Un académicien en pyjama
L’année littéraire 2013 en France n’aura pas été marquée par la remise des prix littéraires en novembre dernier, mais par l’élection à l’Académie française de mon confrère et ami de longue date Dany Laferrière. Une nouvelle qui fut accueillie avec une unanimité sans précédent dans la presse française et internationale, fait très rare quand on sait qu’à l’Académie les élections sont souvent incertaines et obéissent aux humeurs de ces Immortels qui rechignent à ouvrir leurs portes même aux écrivains bien « installés ».
Dany Laferrière vient de loin. Auteur de plus d’une vingtaine de livres, originaire d’Haïti, Québécois « d’adoption », le voilà qui occupe le siège laissé par Hector Bianciotti, écrivain d’origine argentine, et qui, dans le passé, fut aussi celui d’Alexandre Dumas et de Montesquieu, l’auteur de De l’Esprit des lois. L’entrée de Laferrière à l’Académie française sonne une ère nouvelle : celle de la décentralisation effective de la langue française, de la rupture de ce cordon trop serré qui la ligotait à la France et la paralysait dans ses pérégrinations à travers le monde. L’auteur québécois-haïtien était « l’écrivain sur mesure » pour symboliser cette mutation…
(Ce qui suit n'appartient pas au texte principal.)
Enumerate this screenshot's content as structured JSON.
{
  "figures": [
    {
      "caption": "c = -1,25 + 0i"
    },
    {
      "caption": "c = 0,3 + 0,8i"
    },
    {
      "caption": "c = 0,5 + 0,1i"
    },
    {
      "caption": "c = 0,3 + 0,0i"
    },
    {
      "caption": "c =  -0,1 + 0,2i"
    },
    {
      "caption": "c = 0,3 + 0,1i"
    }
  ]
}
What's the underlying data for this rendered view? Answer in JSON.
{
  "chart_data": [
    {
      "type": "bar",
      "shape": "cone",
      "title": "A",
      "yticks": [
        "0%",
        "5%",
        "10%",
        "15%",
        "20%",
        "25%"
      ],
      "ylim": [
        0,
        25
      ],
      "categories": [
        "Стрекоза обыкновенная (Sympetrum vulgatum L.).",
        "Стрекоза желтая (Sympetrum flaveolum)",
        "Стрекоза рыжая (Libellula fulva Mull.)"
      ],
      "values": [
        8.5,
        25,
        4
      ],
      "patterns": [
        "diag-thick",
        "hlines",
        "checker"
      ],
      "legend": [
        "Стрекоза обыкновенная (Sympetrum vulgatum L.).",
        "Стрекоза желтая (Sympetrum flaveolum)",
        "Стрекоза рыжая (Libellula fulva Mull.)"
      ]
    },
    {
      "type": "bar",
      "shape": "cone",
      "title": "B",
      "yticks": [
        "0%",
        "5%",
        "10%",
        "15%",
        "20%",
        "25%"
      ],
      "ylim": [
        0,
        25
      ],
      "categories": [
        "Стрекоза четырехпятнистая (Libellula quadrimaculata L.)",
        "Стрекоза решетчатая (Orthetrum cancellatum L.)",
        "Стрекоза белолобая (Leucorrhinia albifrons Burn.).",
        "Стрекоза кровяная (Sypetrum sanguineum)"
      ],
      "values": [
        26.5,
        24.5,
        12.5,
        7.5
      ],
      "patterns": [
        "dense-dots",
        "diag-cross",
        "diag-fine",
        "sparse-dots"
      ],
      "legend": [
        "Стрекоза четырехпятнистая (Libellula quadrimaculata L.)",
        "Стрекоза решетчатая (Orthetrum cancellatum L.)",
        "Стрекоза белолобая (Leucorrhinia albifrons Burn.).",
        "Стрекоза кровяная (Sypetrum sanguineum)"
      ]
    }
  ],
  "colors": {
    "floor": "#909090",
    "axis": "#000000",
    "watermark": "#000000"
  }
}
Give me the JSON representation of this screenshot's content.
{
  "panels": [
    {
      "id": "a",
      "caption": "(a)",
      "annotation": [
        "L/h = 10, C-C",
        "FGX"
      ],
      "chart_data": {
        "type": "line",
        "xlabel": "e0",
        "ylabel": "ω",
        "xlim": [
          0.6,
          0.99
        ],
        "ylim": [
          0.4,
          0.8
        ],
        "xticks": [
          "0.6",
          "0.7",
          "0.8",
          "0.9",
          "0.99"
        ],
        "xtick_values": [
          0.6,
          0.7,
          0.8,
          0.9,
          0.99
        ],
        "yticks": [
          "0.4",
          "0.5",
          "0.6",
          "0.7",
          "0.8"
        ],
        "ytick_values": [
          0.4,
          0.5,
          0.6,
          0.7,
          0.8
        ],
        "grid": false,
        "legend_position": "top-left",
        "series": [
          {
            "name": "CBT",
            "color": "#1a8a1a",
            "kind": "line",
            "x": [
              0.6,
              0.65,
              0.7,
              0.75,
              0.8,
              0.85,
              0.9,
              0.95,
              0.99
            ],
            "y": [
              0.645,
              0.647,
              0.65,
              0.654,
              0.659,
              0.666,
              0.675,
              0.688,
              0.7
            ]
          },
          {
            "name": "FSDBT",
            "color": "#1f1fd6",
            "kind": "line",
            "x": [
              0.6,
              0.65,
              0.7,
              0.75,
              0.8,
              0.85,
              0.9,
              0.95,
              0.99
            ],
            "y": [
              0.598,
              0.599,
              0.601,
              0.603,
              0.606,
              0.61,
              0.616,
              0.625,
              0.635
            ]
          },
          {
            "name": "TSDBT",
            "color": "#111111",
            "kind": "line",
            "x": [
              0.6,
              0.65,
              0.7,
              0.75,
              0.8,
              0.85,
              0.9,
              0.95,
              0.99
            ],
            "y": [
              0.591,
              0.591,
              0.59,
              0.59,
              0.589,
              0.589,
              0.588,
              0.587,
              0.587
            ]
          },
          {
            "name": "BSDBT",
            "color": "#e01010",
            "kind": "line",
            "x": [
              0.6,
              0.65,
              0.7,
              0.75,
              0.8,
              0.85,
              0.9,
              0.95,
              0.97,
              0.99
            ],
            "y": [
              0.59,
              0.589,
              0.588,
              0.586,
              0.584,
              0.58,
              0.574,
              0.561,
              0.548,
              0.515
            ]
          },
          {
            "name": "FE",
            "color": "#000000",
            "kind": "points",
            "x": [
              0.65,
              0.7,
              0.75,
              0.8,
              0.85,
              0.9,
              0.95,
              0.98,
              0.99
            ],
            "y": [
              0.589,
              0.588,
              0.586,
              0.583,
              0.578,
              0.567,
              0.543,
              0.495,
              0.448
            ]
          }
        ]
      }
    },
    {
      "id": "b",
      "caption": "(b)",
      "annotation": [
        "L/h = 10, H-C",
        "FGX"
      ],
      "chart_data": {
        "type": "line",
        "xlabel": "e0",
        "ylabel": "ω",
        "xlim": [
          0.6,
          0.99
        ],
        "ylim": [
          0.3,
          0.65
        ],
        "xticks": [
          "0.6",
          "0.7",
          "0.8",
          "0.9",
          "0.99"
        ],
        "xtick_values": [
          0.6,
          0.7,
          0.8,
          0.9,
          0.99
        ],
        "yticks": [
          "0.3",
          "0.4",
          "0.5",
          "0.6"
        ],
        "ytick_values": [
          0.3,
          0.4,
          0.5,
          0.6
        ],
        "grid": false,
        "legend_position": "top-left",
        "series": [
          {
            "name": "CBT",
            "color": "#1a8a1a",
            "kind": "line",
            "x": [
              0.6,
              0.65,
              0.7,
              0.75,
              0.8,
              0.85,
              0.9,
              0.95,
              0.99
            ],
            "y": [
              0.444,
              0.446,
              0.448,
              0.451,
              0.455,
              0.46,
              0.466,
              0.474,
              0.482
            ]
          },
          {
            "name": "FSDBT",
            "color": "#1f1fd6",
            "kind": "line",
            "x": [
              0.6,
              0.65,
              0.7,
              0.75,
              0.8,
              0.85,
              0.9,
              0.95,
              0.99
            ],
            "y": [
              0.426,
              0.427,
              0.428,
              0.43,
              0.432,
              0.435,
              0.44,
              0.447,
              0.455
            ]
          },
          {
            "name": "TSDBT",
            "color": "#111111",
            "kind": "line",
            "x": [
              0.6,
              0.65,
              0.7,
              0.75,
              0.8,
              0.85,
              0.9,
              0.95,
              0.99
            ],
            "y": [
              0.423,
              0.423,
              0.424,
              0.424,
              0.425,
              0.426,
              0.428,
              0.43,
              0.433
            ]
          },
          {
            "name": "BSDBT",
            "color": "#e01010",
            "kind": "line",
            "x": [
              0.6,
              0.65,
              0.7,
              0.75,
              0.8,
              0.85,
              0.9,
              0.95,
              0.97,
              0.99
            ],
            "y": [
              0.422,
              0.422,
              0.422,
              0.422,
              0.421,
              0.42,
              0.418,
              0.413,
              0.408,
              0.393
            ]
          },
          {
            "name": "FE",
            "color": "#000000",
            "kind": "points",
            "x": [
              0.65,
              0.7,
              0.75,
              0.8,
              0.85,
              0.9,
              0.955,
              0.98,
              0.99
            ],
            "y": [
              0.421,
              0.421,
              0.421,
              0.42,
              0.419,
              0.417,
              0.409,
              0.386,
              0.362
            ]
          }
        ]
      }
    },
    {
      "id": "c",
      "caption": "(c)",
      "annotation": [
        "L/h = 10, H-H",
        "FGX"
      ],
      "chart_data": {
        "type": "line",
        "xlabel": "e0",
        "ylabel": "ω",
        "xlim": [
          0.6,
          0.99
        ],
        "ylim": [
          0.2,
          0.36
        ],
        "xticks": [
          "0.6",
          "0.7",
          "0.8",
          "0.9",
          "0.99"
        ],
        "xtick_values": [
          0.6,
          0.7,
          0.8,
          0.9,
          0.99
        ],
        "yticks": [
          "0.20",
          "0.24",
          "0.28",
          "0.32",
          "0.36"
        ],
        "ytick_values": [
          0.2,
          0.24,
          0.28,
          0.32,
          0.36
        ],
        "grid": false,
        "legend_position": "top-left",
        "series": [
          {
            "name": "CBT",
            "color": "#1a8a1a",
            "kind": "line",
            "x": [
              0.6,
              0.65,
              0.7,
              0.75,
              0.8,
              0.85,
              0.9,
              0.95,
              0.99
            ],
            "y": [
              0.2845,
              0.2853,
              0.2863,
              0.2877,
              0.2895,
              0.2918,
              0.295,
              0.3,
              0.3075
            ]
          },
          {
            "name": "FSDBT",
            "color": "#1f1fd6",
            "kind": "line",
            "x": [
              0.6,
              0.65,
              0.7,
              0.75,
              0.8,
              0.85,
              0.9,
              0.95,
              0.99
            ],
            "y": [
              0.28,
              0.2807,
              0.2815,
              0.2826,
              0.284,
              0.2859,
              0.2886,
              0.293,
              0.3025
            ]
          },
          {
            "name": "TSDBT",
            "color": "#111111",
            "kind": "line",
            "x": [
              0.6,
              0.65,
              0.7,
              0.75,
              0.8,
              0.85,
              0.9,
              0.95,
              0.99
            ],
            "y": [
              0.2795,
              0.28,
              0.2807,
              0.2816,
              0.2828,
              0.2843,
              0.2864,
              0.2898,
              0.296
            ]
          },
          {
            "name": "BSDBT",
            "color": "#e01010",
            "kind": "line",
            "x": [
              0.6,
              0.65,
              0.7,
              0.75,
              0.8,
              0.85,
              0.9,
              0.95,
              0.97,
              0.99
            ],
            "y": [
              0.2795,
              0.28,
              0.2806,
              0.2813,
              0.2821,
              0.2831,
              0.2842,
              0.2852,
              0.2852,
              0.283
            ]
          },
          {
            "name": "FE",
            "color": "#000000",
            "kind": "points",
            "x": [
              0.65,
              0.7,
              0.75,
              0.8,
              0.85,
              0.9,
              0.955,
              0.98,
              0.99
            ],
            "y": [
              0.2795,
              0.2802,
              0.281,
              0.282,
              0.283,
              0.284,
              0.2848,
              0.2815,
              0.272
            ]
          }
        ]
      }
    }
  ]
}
Connu depuis plusieurs décennies dans le monde entier pour son livre au titre détonnant Comment faire l’amour à un nègre sans se fatiguer, l’auteur est un personnage de premier plan de la scène culturelle québécoise. Il n’avait réellement été salué en France qu’en 2009 avec le prix Médicis qui lui fut décerné pour son merveilleux récit L’Énigme du retour. Son dernier ouvrage, Journal d’un écrivain en pyjama, est une véritable bibliothèque ambulante, une source dans laquelle on retrouve les auteurs qu’affectionne le nouvel académicien à travers cent quatre-vingt-deux chapitres brefs, incisifs, cocasses, mais toujours profonds et intelligents, concourant tous à nous inciter à la lecture et, au passage, à l’écriture, à travers des conseils destinés aux écrivains en herbe. Borges, Voltaire, Césaire, Hemingway et bien d’autres sont ici convoqués avec une décontraction désarmante de l’auteur qui nous laisse entendre en substance que la littérature est aussi une fête et que ceux qui se prennent au sérieux ne sont pas forcément écrivains. « Écrire est d’abord une fête intime », souligne-t-il. Ou encore : « Une journée est parfaite quand on se met subitement à danser avec la chaise sur laquelle on s’était assis pour écrire. » L’élection de Laferrière fut, pour nous aussi, « une journée parfaite » !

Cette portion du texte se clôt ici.